How do you solve ${{x}^{2}}+28x+196=0$?

Answer 1

Hint: We use the identity ${{a}^{2}}+2ab+{{b}^{2}}={{\left( a+b \right)}^{2}}$ to form a square for the left side of the equation ${{x}^{2}}+28x+196=0$. Then we take the square root on both sides of the equation. From that we subtract 14 to the both sides to find the value of $x$ for ${{x}^{2}}+28x+196=0$.
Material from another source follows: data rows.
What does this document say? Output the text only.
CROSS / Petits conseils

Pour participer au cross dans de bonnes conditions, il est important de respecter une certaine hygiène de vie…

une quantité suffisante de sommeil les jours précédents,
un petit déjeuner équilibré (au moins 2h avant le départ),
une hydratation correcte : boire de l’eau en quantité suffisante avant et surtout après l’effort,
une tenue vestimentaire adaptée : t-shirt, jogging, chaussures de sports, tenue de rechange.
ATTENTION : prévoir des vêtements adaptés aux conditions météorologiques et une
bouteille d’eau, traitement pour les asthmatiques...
Complete step by step solution:
We need to find the solution of the given equation ${{x}^{2}}+28x+196=0$.
We use the identity ${{a}^{2}}+2ab+{{b}^{2}}={{\left( a+b \right)}^{2}}$ to form the square.
$\begin{align}
  & {{x}^{2}}+28x+196=0 \\
 & \Rightarrow {{x}^{2}}+2\times 14\times x+{{14}^{2}}=0 \\
 & \Rightarrow {{\left( x+14 \right)}^{2}}=0 \\
\end{align}$
We interchanged the numbers for $a=x,b=14$.
Now we have a quadratic equation ${{\left( x+14 \right)}^{2}}=0$.
We need to find the solution of the given equation ${{\left( x+14 \right)}^{2}}=0$.
We take square roots on both sides of the equation. As the equation is a quadratic one, the number of roots will be 2 and they are equal in value but opposite in sign.
$\begin{align}
  & \sqrt{{{\left( x+14 \right)}^{2}}}=0 \\
 & \Rightarrow \left( x+14 \right)=0 \\
 & \Rightarrow x=-14 \\
\end{align}$

The given quadratic equation has two solutions and they are $x=-14$.

Note: We can also break the given equation in the form of a grouping method where we break the term $28x$ in two parts of $14x$ and $14x$. We take common terms and form multiplication.
$\begin{align}
  & {{x}^{2}}+28x+196 \\
 & \Rightarrow {{x}^{2}}+14x+14x+196 \\
 & \Rightarrow x\left( x+14 \right)+14\left( x+14 \right) \\
 & \Rightarrow \left( x+14 \right)\left( x+14 \right) \\
 & \Rightarrow {{\left( x+14 \right)}^{2}} \\
\end{align}$
The solution after that follows the main method and we get $x=-14$.